For whatever the reason, life feels like just a spot of still, quiet at the moment. After a beyond crazy summer and fall, it seems like we are finally settling in. Our house is coming into it's own. Adah is a part of the fabric of our lives, and slowly we've figured out how to integrate her presence into the lives we knew before babe, which feels so freeing when I think about those early, sleepless weeks where I wondered if I'd ever remember what it was like to just be me again, relishing in the person I am and the things I love (hello, symbiosis, you beautiful and daunting beast). Last week I managed to send off Christmas letters (since I did not manage baby announcements or thank-yous or we've moved cards...), the gifts are not wrapped but are nearly ready, my fall semester grades have been submitted, we are sharing meals with friends in our home, and we have a joyous little spirit who is on the very verge of crawling. We are reclaiming our rhythm, slowly but surely. What a beautiful place to be.

And so other than going on and on about this any longer, I intentionally started this message because I wanted to share two different sermons from the past few weeks that I feel are definitely worth the share. Thinking about them has been another piece of the puzzle of coming together over these winter days...

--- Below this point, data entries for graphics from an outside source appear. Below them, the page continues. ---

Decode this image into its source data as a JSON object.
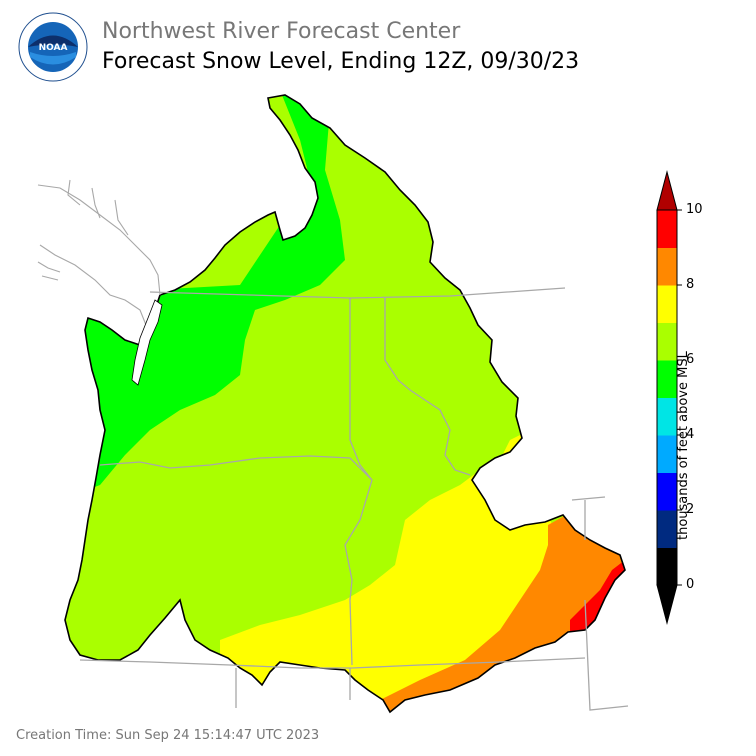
{
  "header": {
    "org_title": "Northwest River Forecast Center",
    "title": "Forecast Snow Level, Ending 12Z, 09/30/23"
  },
  "logo": {
    "name": "noaa-logo",
    "text": "NOAA"
  },
  "map": {
    "region": "Pacific Northwest / Columbia Basin",
    "zones": [
      {
        "name": "zone-6-7k",
        "color": "#00ff00"
      },
      {
        "name": "zone-7-8k",
        "color": "#aaff00"
      },
      {
        "name": "zone-8-9k",
        "color": "#ffff00"
      },
      {
        "name": "zone-9-10k",
        "color": "#ff8800"
      },
      {
        "name": "zone-10k",
        "color": "#ff0000"
      }
    ]
  },
  "colorbar": {
    "label": "thousands of feet above MSL",
    "ticks": [
      "0",
      "2",
      "4",
      "6",
      "8",
      "10"
    ],
    "bands": [
      "#000000",
      "#002a80",
      "#0000ff",
      "#00aaff",
      "#00e5e5",
      "#00ff00",
      "#aaff00",
      "#ffff00",
      "#ff8800",
      "#ff0000"
    ],
    "under_color": "#000000",
    "over_color": "#b00000",
    "range": [
      0,
      10
    ]
  },
  "footer": {
    "creation_time": "Creation Time: Sun Sep 24 15:14:47 UTC 2023"
  }
}
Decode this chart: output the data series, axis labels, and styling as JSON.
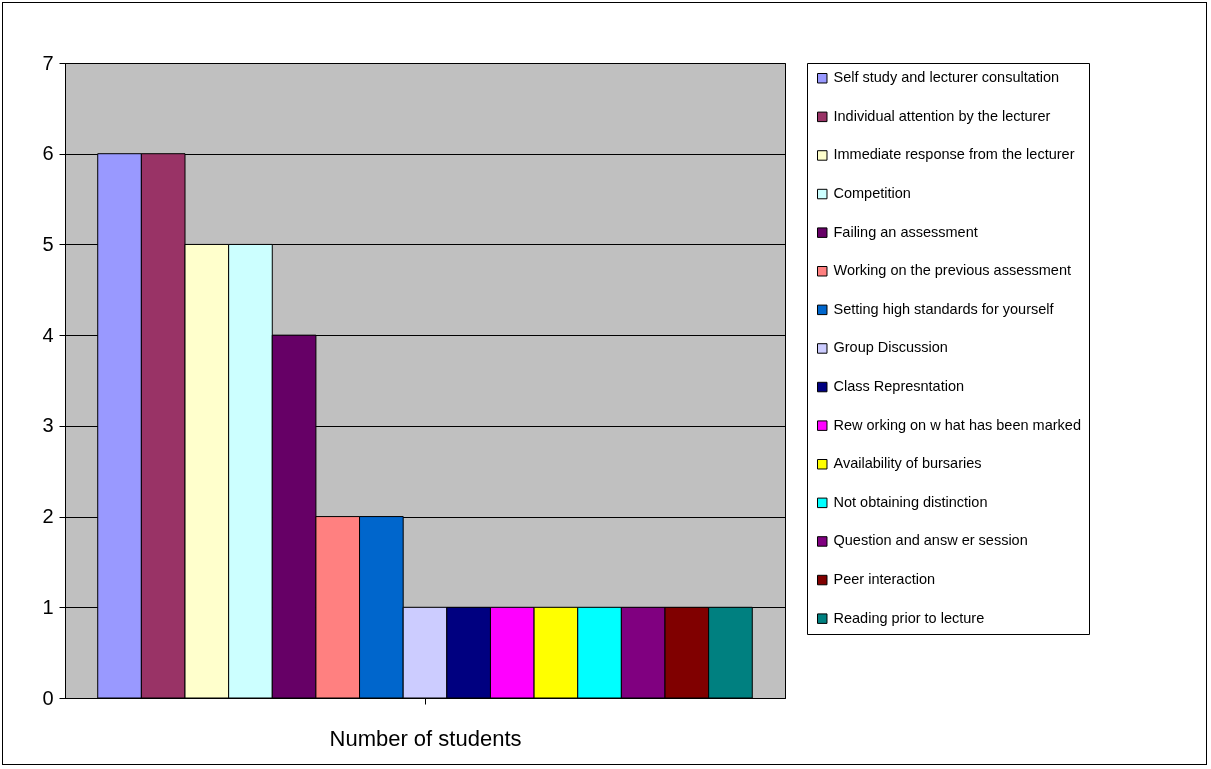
{
  "chart_data": {
    "type": "bar",
    "xlabel": "Number of students",
    "categories": [
      null
    ],
    "series": [
      {
        "name": "Self study and lecturer consultation",
        "color": "#9999ff",
        "values": [
          6
        ]
      },
      {
        "name": "Individual attention by the lecturer",
        "color": "#993366",
        "values": [
          6
        ]
      },
      {
        "name": "Immediate response from the lecturer",
        "color": "#ffffcc",
        "values": [
          5
        ]
      },
      {
        "name": "Competition",
        "color": "#ccffff",
        "values": [
          5
        ]
      },
      {
        "name": "Failing an assessment",
        "color": "#660066",
        "values": [
          4
        ]
      },
      {
        "name": "Working on the previous assessment",
        "color": "#ff8080",
        "values": [
          2
        ]
      },
      {
        "name": "Setting high standards for yourself",
        "color": "#0066cc",
        "values": [
          2
        ]
      },
      {
        "name": "Group Discussion",
        "color": "#ccccff",
        "values": [
          1
        ]
      },
      {
        "name": "Class Represntation",
        "color": "#000080",
        "values": [
          1
        ]
      },
      {
        "name": "Rew orking on w hat has been marked",
        "color": "#ff00ff",
        "values": [
          1
        ]
      },
      {
        "name": "Availability of bursaries",
        "color": "#ffff00",
        "values": [
          1
        ]
      },
      {
        "name": "Not obtaining distinction",
        "color": "#00ffff",
        "values": [
          1
        ]
      },
      {
        "name": "Question and answ er session",
        "color": "#800080",
        "values": [
          1
        ]
      },
      {
        "name": "Peer interaction",
        "color": "#800000",
        "values": [
          1
        ]
      },
      {
        "name": "Reading prior to lecture",
        "color": "#008080",
        "values": [
          1
        ]
      }
    ],
    "ylim": [
      0,
      7
    ],
    "yticks": [
      0,
      1,
      2,
      3,
      4,
      5,
      6,
      7
    ],
    "grid": "y",
    "legend": "right"
  }
}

Links to both sermons can be found on our church's message archive. The first is Tim's sermon Walking the Line from November 28. This sermon is, in essence, about religious legalism. It's been several weeks now since I heard it, so I don't want to attempt to recreate the message and do so poorly, but I'll just go as far as to say it hit home. Tim really spells out the roots of legalistic thinking, in a way that is both compassionate but clear, and challenges us to break out of those patterns. If you know me, you know that religious legalism is a hot button issue for me (thus my ELCA roots come out through and through), and so I must share this message.

Today's message (which is actually from two Sundays ago online - the downtown site is one week behind and we had a snow day last Sunday, so I just heard it today), Jesus Gives Up His Status, was so convicting to me. Matt talked about this invisible staircase that is so woven into our lives - the way we think, the way we relate to others, the subtle or not so subtle ways we compare ourselves to everyone else. Mmm. Talk about convicting. I am so so so victim to this. And honestly, I challenge the authenticity of anyone who says that they are somehow beyond such comparison - we are enculturated from the earliest of ages to compare, be better, and prove ourselves as more worthy than others. I am finding this to be so relevant to my life in the moment...because I have chosen to be a working mother, or maybe just because of the nature of my very being, I always feel that I am falling short. I could dance more and I'd be a better teacher and therapist if I only have more free hours in the day to devote to it, and on the flipside I'm not a good enough mother because I'm not with Adah 24/7 doing what so and so is doing with their babies. We live in this culture where we are never enough, where we're in a race that has no finish line - we must always be better, richer, smarter, more creative, skinnier, wittier...you name it. And it's a recipe for madness, such comparison. What a challenge to break ourselves out of it.

So, how's that for a random post? If you are home this week, wrapping gifts or making cookies or engaging in any such holiday goodness, I urge you to pull out your computer and listen to one of the above messages yourself. It's worth the time and the space in your mind.

Musings amidst the quiet, thoughts for a winter's afternoon.